Trump, whose plan would bestow up to $6 trillion in tax cuts on businesses and individuals over the next decade, talked with 18 members of the tax-writing Senate Finance Committee, including Republicans and Democrats.
The White House said both parties shared a willingness to work with the president on tax reform.
Five of six Democrats at the meeting are up for re-election in states that Trump won in the 2016 presidential election. The White House hopes they will be open to working with Trump because they face voters next year.
Senator Ron Wyden, the committee's top-ranking Democrat, was also at the meeting, but another six Democrats on the panel who hail from states that Trump lost were not invited.
"We're going to have a great discussion today, and I'm sure we'll have unanimous support. I have no doubt, right? Right, Ron? I think, right?" Trump joked as the meeting got under way.
It was the latest White House attempt to recruit Democratic support to ensure that tax reform does not meet the same fate as Republican efforts to repeal Obamacare, which failed in the Senate when Republicans could not muster enough votes.
Republicans control the Senate by only a 52-48 margin.
Most Democrats have offered to pursue bipartisan tax reform only if it does not benefit the wealthy, raise taxes on the middle class or increase the federal deficit. But they have largely rejected the Trump plan, saying it does all three.
Still, Republicans moved closer on Wednesday to an agreement on a budget resolution that would allow them to move tax legislation through the 100-member Senate with a simple majority instead of requiring 60 votes.
The budget resolution would allow tax legislation to expand the deficit by up to $1.5 trillion over the next decade.
The Senate is expected to vote on the fiscal year 2018 spending blueprint on Thursday. Republicans can only afford to lose two votes from their own ranks for the measure to pass.

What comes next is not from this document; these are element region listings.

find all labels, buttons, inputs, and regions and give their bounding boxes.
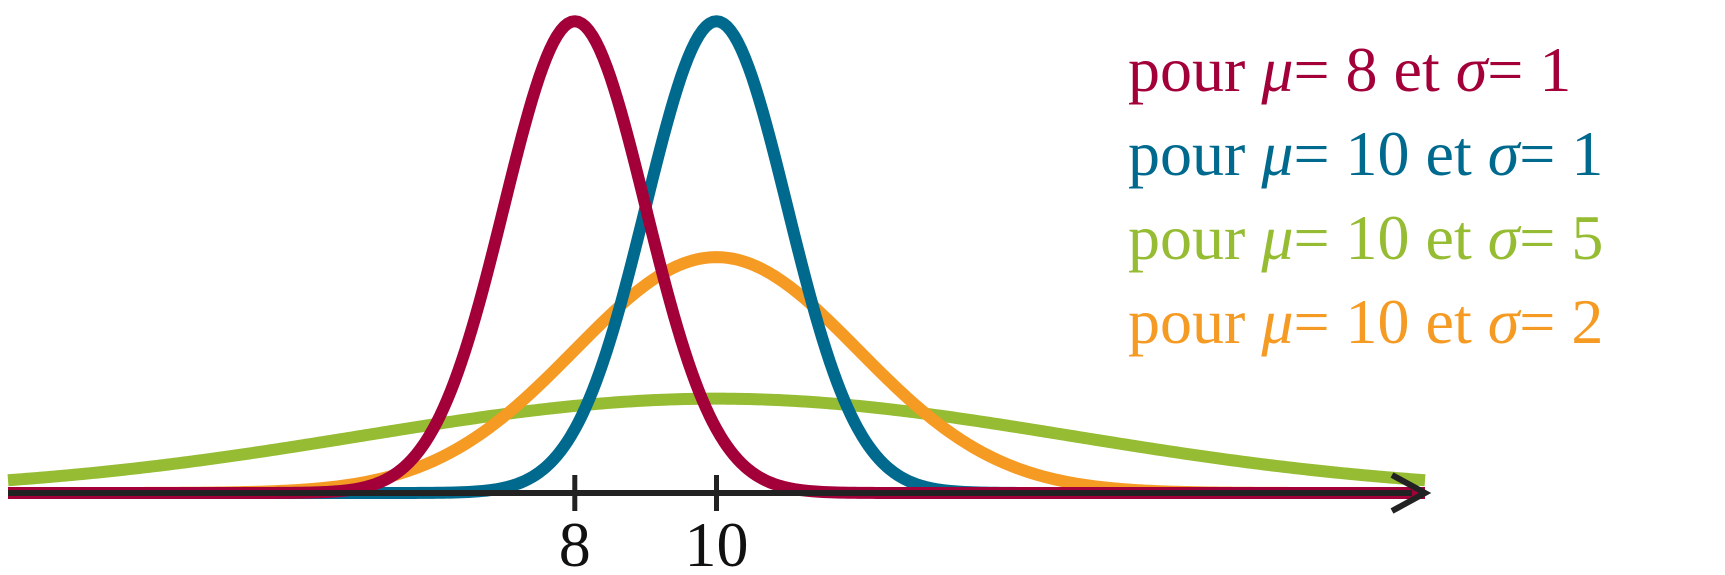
sigma-value: = 2 — [1519, 286, 1604, 357]
x-tick-label-10: 10 — [685, 509, 749, 575]
mu-symbol: μ — [1261, 118, 1294, 189]
x-axis: 8 10 — [8, 472, 1432, 575]
sigma-symbol: σ — [1455, 34, 1488, 105]
legend-mid: et — [1409, 286, 1488, 357]
mu-symbol: μ — [1261, 286, 1294, 357]
legend-mid: et — [1409, 118, 1488, 189]
legend-item-mu-10-sigma-1: pour μ= 10 et σ= 1 — [1128, 112, 1603, 196]
sigma-value: = 1 — [1487, 34, 1572, 105]
mu-value: = 10 — [1293, 202, 1410, 273]
legend-item-mu-10-sigma-5: pour μ= 10 et σ= 5 — [1128, 196, 1603, 280]
legend-prefix: pour — [1128, 286, 1262, 357]
mu-value: = 8 — [1293, 34, 1378, 105]
legend-prefix: pour — [1128, 118, 1262, 189]
mu-value: = 10 — [1293, 118, 1410, 189]
mu-symbol: μ — [1261, 202, 1294, 273]
legend-mid: et — [1409, 202, 1488, 273]
sigma-symbol: σ — [1487, 286, 1520, 357]
legend: pour μ= 8 et σ= 1 pour μ= 10 et σ= 1 pou… — [1128, 28, 1603, 364]
legend-item-mu-10-sigma-2: pour μ= 10 et σ= 2 — [1128, 280, 1603, 364]
x-tick-label-8: 8 — [559, 509, 591, 575]
legend-prefix: pour — [1128, 34, 1262, 105]
x-axis-arrow — [1390, 472, 1432, 514]
legend-prefix: pour — [1128, 202, 1262, 273]
sigma-symbol: σ — [1487, 118, 1520, 189]
legend-mid: et — [1377, 34, 1456, 105]
sigma-value: = 1 — [1519, 118, 1604, 189]
legend-item-mu-8-sigma-1: pour μ= 8 et σ= 1 — [1128, 28, 1603, 112]
sigma-symbol: σ — [1487, 202, 1520, 273]
mu-symbol: μ — [1261, 34, 1294, 105]
curve-mu-10-sigma-5 — [5, 392, 1428, 487]
sigma-value: = 5 — [1519, 202, 1604, 273]
mu-value: = 10 — [1293, 286, 1410, 357]
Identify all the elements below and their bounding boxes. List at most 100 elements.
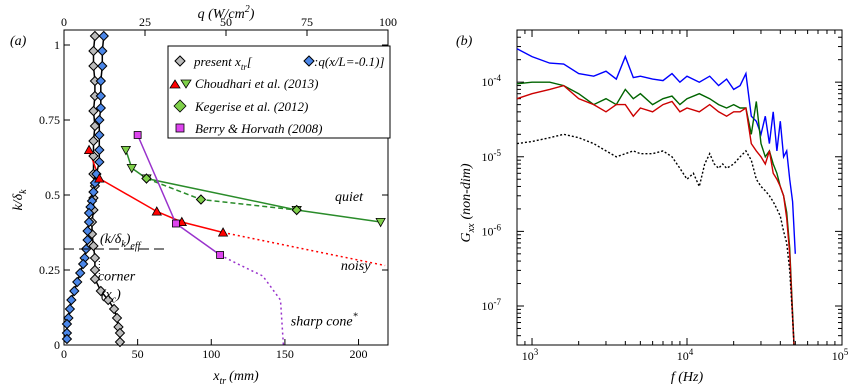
choudhari-noisy-point <box>94 173 105 183</box>
x2-tick-label-a: 25 <box>139 15 151 29</box>
x-tick-label-b-exp: 3 <box>534 347 539 357</box>
choudhari-noisy-point <box>151 206 162 216</box>
y-axis-title-a-main: k/δ <box>11 193 26 210</box>
x-tick-label-b: 104 <box>677 347 694 363</box>
y-tick-label-b-exp: -4 <box>494 73 502 83</box>
q-point <box>77 258 89 270</box>
q-point <box>88 186 99 198</box>
keff-label: (k/δk)eff <box>100 232 142 252</box>
y-axis-title-a-sub: k <box>18 189 29 194</box>
x-tick-label-b-base: 10 <box>677 349 689 363</box>
berry-point <box>216 251 225 259</box>
y-tick-label-b-base: 10 <box>482 75 494 89</box>
noisy-label: noisy <box>341 259 371 274</box>
x-tick-label-b-base: 10 <box>832 349 844 363</box>
y-tick-label-b: 10-7 <box>482 297 502 313</box>
legend-q-marker <box>303 55 315 67</box>
q-point <box>69 285 80 297</box>
x-tick-label-b: 103 <box>522 347 539 363</box>
present-xtr-point <box>88 135 99 147</box>
top-axis-title: q (W/cm2) <box>198 4 255 22</box>
q-point <box>61 318 73 330</box>
present-xtr-point <box>89 120 101 132</box>
q-point <box>66 294 77 306</box>
berry-line <box>136 134 221 256</box>
kegerise-point <box>141 173 152 184</box>
legend-berry-text: Berry & Horvath (2008) <box>195 121 322 136</box>
quiet-label: quiet <box>335 190 364 205</box>
y-axis-title-a: k/δk <box>11 189 29 211</box>
y-tick-label-b: 10-5 <box>482 148 502 164</box>
y-tick-label-b: 10-4 <box>482 73 502 89</box>
choudhari-noisy-point <box>217 227 229 237</box>
legend-present-sub: tr <box>241 62 248 72</box>
choudhari-quiet-point <box>120 146 132 156</box>
top-axis-title-sup: 2 <box>245 4 250 15</box>
present-xtr-point <box>89 30 101 42</box>
q-point <box>97 45 108 57</box>
q-point <box>94 156 105 168</box>
keff-label-sub: k <box>121 239 126 250</box>
x-tick-label-b-base: 10 <box>522 349 534 363</box>
legend-kegerise-text: Kegerise et al. (2012) <box>194 99 308 114</box>
present-xtr-point <box>89 273 101 285</box>
x2-tick-label-a: 100 <box>379 15 397 29</box>
plot-frame-b <box>516 29 843 346</box>
y-tick-label-a: 0.25 <box>39 263 60 277</box>
present-xtr-point <box>88 240 99 252</box>
spectrum-black-line <box>516 133 795 346</box>
y-axis-title-b: Gxx (non-dim) <box>459 163 477 242</box>
y-tick-label-b-exp: -5 <box>494 148 502 158</box>
y-tick-label-b-exp: -6 <box>494 222 502 232</box>
y-axis-title-b-main: G <box>459 232 474 242</box>
top-axis-title-main: q (W/cm <box>198 7 245 22</box>
choudhari-noisy-point <box>83 144 95 154</box>
x-tick-label-b: 105 <box>832 347 849 363</box>
q-point <box>82 225 93 237</box>
q-point <box>95 90 107 102</box>
panel-b-series <box>516 48 796 346</box>
present-xtr-point <box>88 45 99 57</box>
q-point <box>94 129 105 141</box>
x-tick-label-a: 0 <box>61 347 67 361</box>
legend-choudhari-up-marker <box>169 79 181 89</box>
berry-point <box>172 219 180 228</box>
panel-a-legend: present xtr[ :q(x/L=-0.1)] Choudhari et … <box>167 45 391 139</box>
present-xtr-point <box>114 327 126 339</box>
legend-kegerise-marker <box>173 99 187 113</box>
y-tick-label-b-exp: -7 <box>494 297 502 307</box>
keff-label-main: (k/δ <box>100 232 122 247</box>
q-point <box>98 30 109 42</box>
keff-label-tail: ) <box>125 232 131 247</box>
y-tick-label-b-base: 10 <box>482 224 494 238</box>
y-tick-label-b-base: 10 <box>482 150 494 164</box>
corner-symbol-tail: ) <box>115 288 121 303</box>
legend-present-text: present xtr[ <box>193 54 253 72</box>
x2-tick-label-a: 0 <box>61 15 67 29</box>
spectrum-blue-line <box>516 48 796 254</box>
x-axis-title-b: f (Hz) <box>671 370 704 385</box>
spectrum-green-line <box>516 81 795 346</box>
berry-extrapolation <box>219 254 285 346</box>
y-axis-title-b-sub: xx <box>466 223 477 233</box>
x-axis-title-a-sub: tr <box>220 376 227 387</box>
q-point <box>61 333 73 345</box>
x-axis-title-a: xtr (mm) <box>212 369 259 387</box>
sharp-cone-main: sharp cone <box>291 315 353 330</box>
y-tick-label-b-base: 10 <box>482 299 494 313</box>
legend-present-main: present x <box>193 54 241 69</box>
x-tick-label-b-exp: 4 <box>689 347 694 357</box>
choudhari-quiet-point <box>375 218 386 228</box>
present-xtr-point <box>88 60 99 72</box>
q-point <box>64 303 76 315</box>
sharp-cone-label: sharp cone* <box>291 312 358 330</box>
legend-box <box>167 45 391 139</box>
x2-tick-label-a: 75 <box>301 15 313 29</box>
q-point <box>89 177 101 189</box>
present-xtr-point <box>88 105 99 117</box>
q-point <box>74 267 86 279</box>
panel-a-label: (a) <box>10 34 27 49</box>
panel-b-label: (b) <box>456 34 473 49</box>
x-tick-label-a: 200 <box>350 347 368 361</box>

Republican Senator Rand Paul, a fiscal hawk, has already threatened to vote against the measure. [L2N1MS18K] But on Wednesday, the number of other potential no votes shrank to within the margin of safety as conservative Senator Mike Lee indicated he would support the measure.
"As long as we follow through on this budget's proposed spending cuts, this is a good start towards a fiscally responsible plan that cuts deficits," his office said in a statement.
That appeared to leave only conservative Senator Ted Cruz as another possible no vote from within Republican ranks. Cruz declined on Tuesday to say whether he supported the budget. His office did not respond to queries seeking comment on Wednesday.